Que des idées neuves et pertinentes puissent dégénérer en stupidité et en dogme, c'est ce qu'a bien reconnu l'un des idéalistes les plus grands et les mieux inspirés de la première avant-garde, Wassily Kandinsky :

"Progressivement, la nouvelle valeur conquiert l'homme. Et quand des hommes en grand nombre ne mettent plus en question cette valeur, indispensable et nécessaire aujourd'hui, elle se dressera alors comme un mur contre demain (Wassily Kandinsky, On the Question of Form, "Sur la Question de la Forme", dans Wassily Kandinsky et Franz Marc (eds), The Blaue Reiter, New Documentary Edition, Thames & Hudson, Londres, 1974, 149. (Écrits complets. 1. La forme, Denoël, 1970)."

Or, c'est la nouveauté superficielle, plutôt que la nécessité profonde, qui est à l'origine de nouveaux effets artistiques, pour la même raison que les constructeurs automobiles changent les détails superficiels de tas de ferraille. Chacun crée une illusion de progrès et de valeur là où, en fait, il n'en existe aucune. Cet état des choses n'a pas été modifié par la dislocation du monolithe théorique du modernisme qui a évolué en une phase de postmodernisme, plus éclectique. Depuis vingt ans, on voit s'afficher de la façon la plus flagrante quelques-unes des relations entre le contenu de l'art et la corruption du commerce. Selon Mario Amaya, le Pop' Art était censé être:

"Populaire, anti-conformiste, jetable, drôle, sexy, accrocheur, sensuel, peu coûteux et produit en série. Young and Big Business (Un jeune et énorme marché N.D.L.R.) ."(Mario Amayo, cité par Edward Lucie-Smith dans Late Modern (le Moderne Récent), Thames & Hudson, Londres, 1969, 139)
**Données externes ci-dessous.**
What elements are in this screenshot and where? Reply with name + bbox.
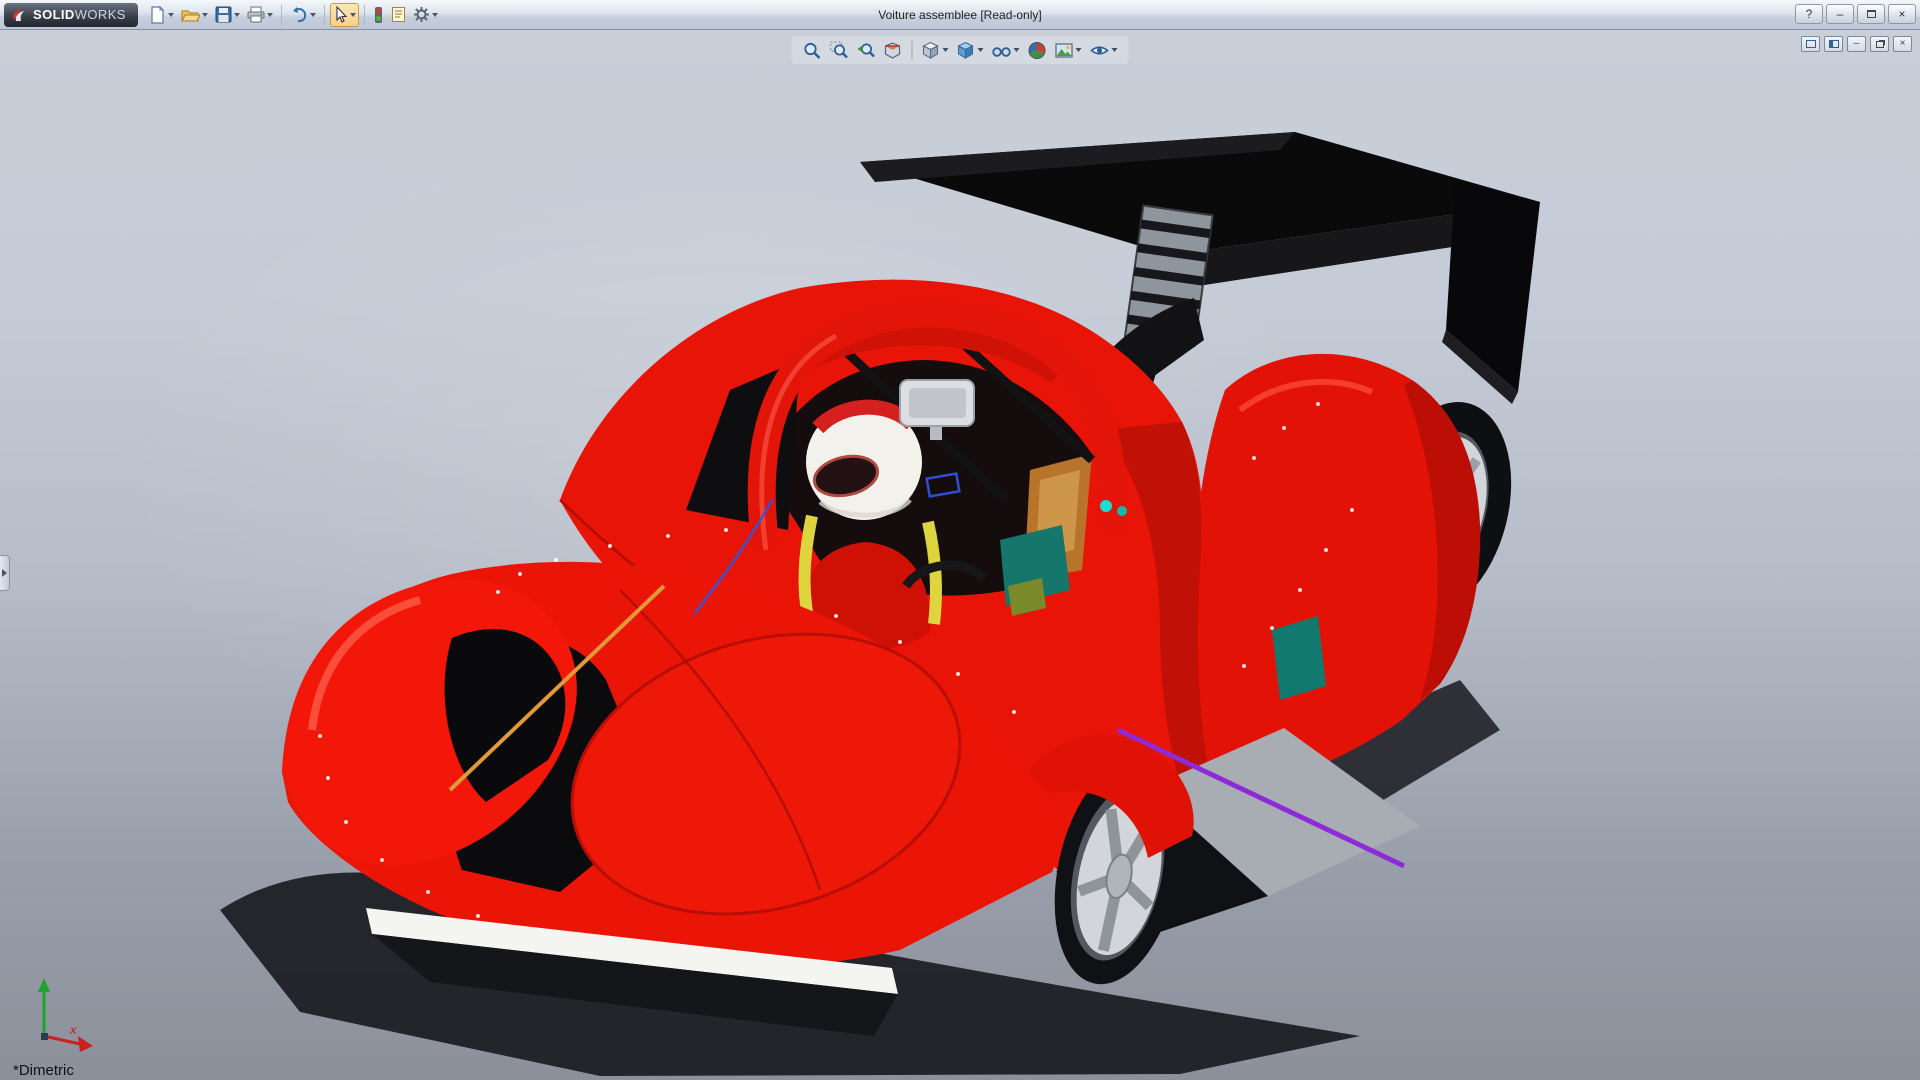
zoom-to-area-icon xyxy=(830,41,849,60)
toolbar-separator xyxy=(912,41,913,59)
document-window-controls: – × xyxy=(1801,36,1912,52)
view-orientation-icon xyxy=(922,41,941,60)
dropdown-caret xyxy=(202,13,208,17)
minimize-button[interactable]: – xyxy=(1826,4,1854,24)
rebuild-icon xyxy=(373,6,384,24)
dropdown-caret xyxy=(234,13,240,17)
print-button[interactable] xyxy=(244,3,276,27)
new-document-button[interactable] xyxy=(146,3,177,27)
edit-appearance-icon xyxy=(1028,41,1047,60)
help-button[interactable]: ? xyxy=(1795,4,1823,24)
previous-view-icon xyxy=(857,41,876,60)
window-controls: ? – × xyxy=(1795,4,1916,24)
window-title: Voiture assemblee [Read-only] xyxy=(878,8,1041,22)
dropdown-caret xyxy=(432,13,438,17)
expand-arrow-icon xyxy=(2,569,7,577)
hide-show-items-icon xyxy=(992,41,1012,60)
dropdown-caret xyxy=(267,13,273,17)
save-button[interactable] xyxy=(212,3,243,27)
doc-minimize-button[interactable]: – xyxy=(1847,36,1866,52)
select-cursor-icon xyxy=(333,6,348,23)
dropdown-caret xyxy=(1112,48,1118,52)
pane-left-icon xyxy=(1806,40,1816,48)
main-toolbar xyxy=(146,3,441,27)
pane-split-icon xyxy=(1829,40,1839,48)
section-view-icon xyxy=(884,41,903,60)
section-view-button[interactable] xyxy=(881,38,906,62)
apply-scene-button[interactable] xyxy=(1052,38,1085,62)
x-axis-label: x xyxy=(69,1022,77,1037)
y-axis-arrow xyxy=(38,978,50,992)
view-orientation-label: *Dimetric xyxy=(13,1062,74,1079)
toolbar-separator xyxy=(281,5,282,25)
brand-solid: SOLID xyxy=(33,7,75,22)
heads-up-view-toolbar xyxy=(792,36,1129,64)
titlebar: SOLIDWORKS xyxy=(0,0,1920,30)
brand-works: WORKS xyxy=(75,7,126,22)
harness-strap xyxy=(805,516,812,618)
edit-appearance-button[interactable] xyxy=(1025,38,1050,62)
view-settings-icon xyxy=(1090,41,1110,60)
dropdown-caret xyxy=(1014,48,1020,52)
display-style-button[interactable] xyxy=(954,38,987,62)
select-tool-button[interactable] xyxy=(330,3,359,27)
doc-restore-icon xyxy=(1876,41,1884,48)
dropdown-caret xyxy=(943,48,949,52)
previous-view-button[interactable] xyxy=(854,38,879,62)
feature-panel-collapse-tab[interactable] xyxy=(0,555,10,591)
new-document-icon xyxy=(149,6,166,24)
dropdown-caret xyxy=(310,13,316,17)
display-style-icon xyxy=(957,41,976,60)
red-race-car-model[interactable]: x xyxy=(0,30,1920,1080)
zoom-to-fit-icon xyxy=(803,41,822,60)
options-button[interactable] xyxy=(410,3,441,27)
undo-button[interactable] xyxy=(287,3,319,27)
graphics-viewport[interactable]: x xyxy=(0,30,1920,1080)
toolbar-separator xyxy=(364,5,365,25)
print-icon xyxy=(247,6,265,23)
dropdown-caret xyxy=(350,13,356,17)
open-document-icon xyxy=(181,6,200,24)
close-button[interactable]: × xyxy=(1888,4,1916,24)
hide-show-items-button[interactable] xyxy=(989,38,1023,62)
zoom-to-fit-button[interactable] xyxy=(800,38,825,62)
view-orientation-button[interactable] xyxy=(919,38,952,62)
doc-close-button[interactable]: × xyxy=(1893,36,1912,52)
pane-split-button[interactable] xyxy=(1824,36,1843,52)
dropdown-caret xyxy=(978,48,984,52)
file-properties-button[interactable] xyxy=(388,3,409,27)
dropdown-caret xyxy=(168,13,174,17)
rebuild-button[interactable] xyxy=(370,3,387,27)
axis-triad: x xyxy=(38,978,93,1052)
save-icon xyxy=(215,6,232,23)
dropdown-caret xyxy=(1076,48,1082,52)
maximize-icon xyxy=(1867,10,1876,18)
view-settings-button[interactable] xyxy=(1087,38,1121,62)
maximize-button[interactable] xyxy=(1857,4,1885,24)
toolbar-separator xyxy=(324,5,325,25)
pane-left-button[interactable] xyxy=(1801,36,1820,52)
doc-restore-button[interactable] xyxy=(1870,36,1889,52)
solidworks-logo-icon xyxy=(10,6,28,24)
x-axis-arrow xyxy=(78,1036,93,1052)
undo-icon xyxy=(290,6,308,23)
options-icon xyxy=(413,6,430,23)
file-properties-icon xyxy=(391,6,406,23)
open-document-button[interactable] xyxy=(178,3,211,27)
solidworks-logo: SOLIDWORKS xyxy=(4,3,138,27)
zoom-to-area-button[interactable] xyxy=(827,38,852,62)
apply-scene-icon xyxy=(1055,41,1074,60)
C'est une recette qui pourrait être utilisée pour décrire tout bien de consommation courant. Quand il s'agit d'exprimer une signification ou l'universalité, cet art est impuissant. En décrivant l'oeuvre de "l'artiste" français Yves Klein, un critique a écrit qu'il se contente d'enregistrer "la réalité sociologique sans aucune intention de controverse". Il n'y a pas de place pour les préoccupations humaines dans ce milieu (En français dans le texte) d'une banalité figée.
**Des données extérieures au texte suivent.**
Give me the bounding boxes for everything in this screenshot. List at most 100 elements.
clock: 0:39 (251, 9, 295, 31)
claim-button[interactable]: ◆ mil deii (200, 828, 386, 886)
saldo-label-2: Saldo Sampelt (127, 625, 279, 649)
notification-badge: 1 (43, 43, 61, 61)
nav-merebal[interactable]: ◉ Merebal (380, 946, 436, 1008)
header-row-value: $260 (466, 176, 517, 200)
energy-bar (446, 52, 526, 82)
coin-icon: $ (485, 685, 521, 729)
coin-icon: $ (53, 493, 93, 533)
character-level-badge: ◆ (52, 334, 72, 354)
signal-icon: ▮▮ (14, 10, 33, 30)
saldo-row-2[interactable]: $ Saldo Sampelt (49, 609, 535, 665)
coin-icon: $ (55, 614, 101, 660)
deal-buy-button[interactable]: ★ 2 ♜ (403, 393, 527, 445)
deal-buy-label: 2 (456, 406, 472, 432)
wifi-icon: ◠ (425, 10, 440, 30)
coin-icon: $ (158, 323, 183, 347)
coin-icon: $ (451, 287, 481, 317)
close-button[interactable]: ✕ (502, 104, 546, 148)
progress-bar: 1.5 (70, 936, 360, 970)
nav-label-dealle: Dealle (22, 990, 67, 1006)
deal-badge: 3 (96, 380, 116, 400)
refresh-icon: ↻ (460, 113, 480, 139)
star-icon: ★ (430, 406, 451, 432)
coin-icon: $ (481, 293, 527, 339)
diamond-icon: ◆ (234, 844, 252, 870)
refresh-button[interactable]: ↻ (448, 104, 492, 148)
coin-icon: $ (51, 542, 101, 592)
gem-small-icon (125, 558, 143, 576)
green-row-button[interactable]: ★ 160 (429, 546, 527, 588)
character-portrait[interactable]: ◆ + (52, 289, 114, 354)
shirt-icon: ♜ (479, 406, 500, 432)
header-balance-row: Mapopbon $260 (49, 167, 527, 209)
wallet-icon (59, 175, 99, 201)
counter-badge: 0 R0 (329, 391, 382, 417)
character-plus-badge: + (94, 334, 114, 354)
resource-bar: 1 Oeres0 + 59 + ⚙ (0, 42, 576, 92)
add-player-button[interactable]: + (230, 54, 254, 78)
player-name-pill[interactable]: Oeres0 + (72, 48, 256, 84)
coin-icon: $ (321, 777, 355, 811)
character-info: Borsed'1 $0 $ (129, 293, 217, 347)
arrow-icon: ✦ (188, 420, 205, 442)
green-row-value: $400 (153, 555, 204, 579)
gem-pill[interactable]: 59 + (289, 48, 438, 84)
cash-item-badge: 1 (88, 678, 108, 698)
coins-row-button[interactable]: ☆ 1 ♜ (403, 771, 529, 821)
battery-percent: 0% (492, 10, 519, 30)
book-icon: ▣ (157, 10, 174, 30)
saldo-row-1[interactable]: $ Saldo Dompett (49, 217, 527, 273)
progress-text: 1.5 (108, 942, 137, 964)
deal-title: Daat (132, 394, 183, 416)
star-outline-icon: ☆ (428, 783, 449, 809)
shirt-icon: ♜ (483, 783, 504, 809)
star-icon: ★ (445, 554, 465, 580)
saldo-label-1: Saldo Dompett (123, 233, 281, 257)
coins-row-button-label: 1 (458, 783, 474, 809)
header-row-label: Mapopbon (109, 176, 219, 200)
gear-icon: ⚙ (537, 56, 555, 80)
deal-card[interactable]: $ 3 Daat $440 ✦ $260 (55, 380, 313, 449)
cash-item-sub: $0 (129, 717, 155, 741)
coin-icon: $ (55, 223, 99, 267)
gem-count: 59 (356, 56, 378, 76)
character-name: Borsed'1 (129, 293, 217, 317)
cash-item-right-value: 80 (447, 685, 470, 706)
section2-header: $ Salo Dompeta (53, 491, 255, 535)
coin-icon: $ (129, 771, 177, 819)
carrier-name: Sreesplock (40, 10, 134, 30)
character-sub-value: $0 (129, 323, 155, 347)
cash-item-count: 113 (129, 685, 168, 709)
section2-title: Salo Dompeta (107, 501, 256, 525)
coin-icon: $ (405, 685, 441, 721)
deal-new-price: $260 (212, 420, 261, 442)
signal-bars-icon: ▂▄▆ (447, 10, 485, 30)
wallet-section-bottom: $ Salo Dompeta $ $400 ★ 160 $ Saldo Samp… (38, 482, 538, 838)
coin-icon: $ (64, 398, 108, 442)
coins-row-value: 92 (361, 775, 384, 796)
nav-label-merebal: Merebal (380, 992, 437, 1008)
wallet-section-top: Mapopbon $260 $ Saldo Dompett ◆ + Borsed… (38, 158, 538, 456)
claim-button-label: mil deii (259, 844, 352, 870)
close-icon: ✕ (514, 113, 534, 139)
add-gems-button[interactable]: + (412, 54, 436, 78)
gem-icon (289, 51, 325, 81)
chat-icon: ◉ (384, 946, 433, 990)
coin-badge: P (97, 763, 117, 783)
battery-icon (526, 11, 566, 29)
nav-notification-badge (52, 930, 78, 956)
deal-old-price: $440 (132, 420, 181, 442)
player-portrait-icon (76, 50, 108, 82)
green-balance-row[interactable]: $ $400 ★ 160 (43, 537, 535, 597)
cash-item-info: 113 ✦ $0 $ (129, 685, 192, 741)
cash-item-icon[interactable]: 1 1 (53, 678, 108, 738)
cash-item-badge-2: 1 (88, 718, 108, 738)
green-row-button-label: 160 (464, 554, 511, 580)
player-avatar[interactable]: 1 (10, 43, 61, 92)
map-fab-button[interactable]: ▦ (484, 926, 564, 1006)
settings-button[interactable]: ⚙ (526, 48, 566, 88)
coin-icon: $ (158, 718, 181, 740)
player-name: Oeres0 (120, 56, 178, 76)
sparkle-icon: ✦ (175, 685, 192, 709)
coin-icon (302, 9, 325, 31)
La variété kaléidoscopique - quoique essentiellement uniforme - de l'avant-garde ultérieure est illustrée par Andy Warhol (1930-1987), original charlatan et imprésario du consumérisme, qui confessait, peut-être avec ironie, qu'il voulait être une machine fabriquant, non pas de l'art, mais des produits industriels. Dans ses célèbres images pop, on trouve la boîte de conserve de soupe à la tomate, et des rangées de bouteilles de Coca-Cola juxtaposées. Qu'il exprime, ou non, dans ces productions un commentaire satirique sur la culture de supermarché, leur effet réel est d'anesthésier le consommateur de la production de masse et de justifier la banalité. Il se peut que cela nous amuse, mais du fait des urgences qu'il nous faut affronter, si cette culture de bazar nous amuse, cela fournit-il une base esthétique assez solide pour construire un avenir écologiquement possible?
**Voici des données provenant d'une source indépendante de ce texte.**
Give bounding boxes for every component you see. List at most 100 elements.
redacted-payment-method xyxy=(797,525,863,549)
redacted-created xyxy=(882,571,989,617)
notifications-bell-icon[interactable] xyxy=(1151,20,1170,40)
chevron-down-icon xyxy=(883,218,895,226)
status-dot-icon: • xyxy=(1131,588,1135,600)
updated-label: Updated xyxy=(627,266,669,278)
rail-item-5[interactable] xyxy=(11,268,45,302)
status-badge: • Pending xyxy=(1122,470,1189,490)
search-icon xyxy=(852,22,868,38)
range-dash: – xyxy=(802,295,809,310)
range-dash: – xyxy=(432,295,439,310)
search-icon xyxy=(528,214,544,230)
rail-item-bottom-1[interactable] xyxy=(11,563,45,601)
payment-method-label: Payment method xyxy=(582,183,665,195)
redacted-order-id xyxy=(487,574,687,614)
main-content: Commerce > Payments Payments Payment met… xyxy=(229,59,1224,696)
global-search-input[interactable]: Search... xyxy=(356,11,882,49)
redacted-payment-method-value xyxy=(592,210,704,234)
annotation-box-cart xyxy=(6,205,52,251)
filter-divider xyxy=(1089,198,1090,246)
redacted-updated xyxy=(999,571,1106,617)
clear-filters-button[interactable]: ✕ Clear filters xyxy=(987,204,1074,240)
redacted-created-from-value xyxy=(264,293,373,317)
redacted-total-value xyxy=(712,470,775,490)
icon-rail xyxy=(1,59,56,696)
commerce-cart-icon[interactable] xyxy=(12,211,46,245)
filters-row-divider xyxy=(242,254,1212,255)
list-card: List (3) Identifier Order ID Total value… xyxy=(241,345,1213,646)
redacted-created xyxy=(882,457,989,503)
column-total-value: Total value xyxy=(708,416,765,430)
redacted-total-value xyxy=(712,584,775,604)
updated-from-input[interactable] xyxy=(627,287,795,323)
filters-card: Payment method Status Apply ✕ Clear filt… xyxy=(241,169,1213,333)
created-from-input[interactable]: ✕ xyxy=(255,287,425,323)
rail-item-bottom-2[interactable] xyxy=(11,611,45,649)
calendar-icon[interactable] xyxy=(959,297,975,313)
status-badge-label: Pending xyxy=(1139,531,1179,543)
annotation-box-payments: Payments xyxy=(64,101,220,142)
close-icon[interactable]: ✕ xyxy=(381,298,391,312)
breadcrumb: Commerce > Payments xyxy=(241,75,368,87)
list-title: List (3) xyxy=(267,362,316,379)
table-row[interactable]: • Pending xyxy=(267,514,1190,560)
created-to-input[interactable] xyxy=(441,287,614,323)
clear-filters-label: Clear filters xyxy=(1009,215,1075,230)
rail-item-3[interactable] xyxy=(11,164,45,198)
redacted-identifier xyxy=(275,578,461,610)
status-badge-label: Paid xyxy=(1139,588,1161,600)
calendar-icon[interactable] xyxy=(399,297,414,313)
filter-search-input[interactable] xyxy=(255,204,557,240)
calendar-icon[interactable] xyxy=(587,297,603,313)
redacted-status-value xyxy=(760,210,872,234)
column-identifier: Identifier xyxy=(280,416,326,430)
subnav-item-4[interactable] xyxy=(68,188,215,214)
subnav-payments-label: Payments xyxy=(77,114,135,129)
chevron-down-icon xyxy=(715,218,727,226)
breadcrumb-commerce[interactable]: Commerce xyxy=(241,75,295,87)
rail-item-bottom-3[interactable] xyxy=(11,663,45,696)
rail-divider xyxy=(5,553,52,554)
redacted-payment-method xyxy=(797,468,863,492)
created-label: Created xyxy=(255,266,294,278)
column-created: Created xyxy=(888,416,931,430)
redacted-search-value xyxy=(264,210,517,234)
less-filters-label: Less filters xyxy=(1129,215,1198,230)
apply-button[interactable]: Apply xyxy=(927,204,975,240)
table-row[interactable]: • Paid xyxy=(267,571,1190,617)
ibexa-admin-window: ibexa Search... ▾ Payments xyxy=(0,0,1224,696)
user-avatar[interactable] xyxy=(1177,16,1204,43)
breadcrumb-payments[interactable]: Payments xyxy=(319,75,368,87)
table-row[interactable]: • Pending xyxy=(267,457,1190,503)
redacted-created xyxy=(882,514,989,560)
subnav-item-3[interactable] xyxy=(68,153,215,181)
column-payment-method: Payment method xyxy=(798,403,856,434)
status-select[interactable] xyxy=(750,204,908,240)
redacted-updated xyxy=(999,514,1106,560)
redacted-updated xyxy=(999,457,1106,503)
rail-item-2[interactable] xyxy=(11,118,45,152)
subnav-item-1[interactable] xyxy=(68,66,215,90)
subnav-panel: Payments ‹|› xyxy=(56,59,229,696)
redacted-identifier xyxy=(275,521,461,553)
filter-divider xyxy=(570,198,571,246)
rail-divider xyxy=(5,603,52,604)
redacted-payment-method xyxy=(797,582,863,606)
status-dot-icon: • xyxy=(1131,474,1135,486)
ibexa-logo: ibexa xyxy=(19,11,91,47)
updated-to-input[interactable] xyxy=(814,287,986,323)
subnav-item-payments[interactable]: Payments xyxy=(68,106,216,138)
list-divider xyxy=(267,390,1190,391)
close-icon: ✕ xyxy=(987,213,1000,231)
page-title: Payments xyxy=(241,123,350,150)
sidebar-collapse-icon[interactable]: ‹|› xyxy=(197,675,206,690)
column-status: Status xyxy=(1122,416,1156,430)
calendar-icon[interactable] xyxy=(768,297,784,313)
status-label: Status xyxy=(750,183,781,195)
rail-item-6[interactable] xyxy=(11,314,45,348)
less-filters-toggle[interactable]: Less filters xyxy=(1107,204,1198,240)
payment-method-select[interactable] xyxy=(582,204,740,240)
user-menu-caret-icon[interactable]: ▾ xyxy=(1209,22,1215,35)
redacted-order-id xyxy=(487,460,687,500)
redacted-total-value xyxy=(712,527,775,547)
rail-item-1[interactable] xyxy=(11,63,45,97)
Avec l'émergence du postmodernisme, apparut aussi un mariage chic entre les valeurs monétaires et l'art. Dans une phase de son oeuvre au moins, David Hockney (1937-) représente cette phase "monétariste" de l'esthétique. Son immense célébrité, en tant que peintre de baigneurs et de piscines, n'est pas due à une intuition profonde quelconque, mais au fait qu'il a touché une fibre de l'aspiration "yuppie". Ces oeuvres, un rien cyniques, élégantes, dans un climat de détente, et tout compte fait superficielles, expriment le désir de fuir la réalité qui a affecté récemment la nouvelle bourgeoisie; hôtes privilégiés dans une culture de banlieue, qui, pour payer le prix de leur confort, dépouillent la planète d'une grande partie de ses ressources.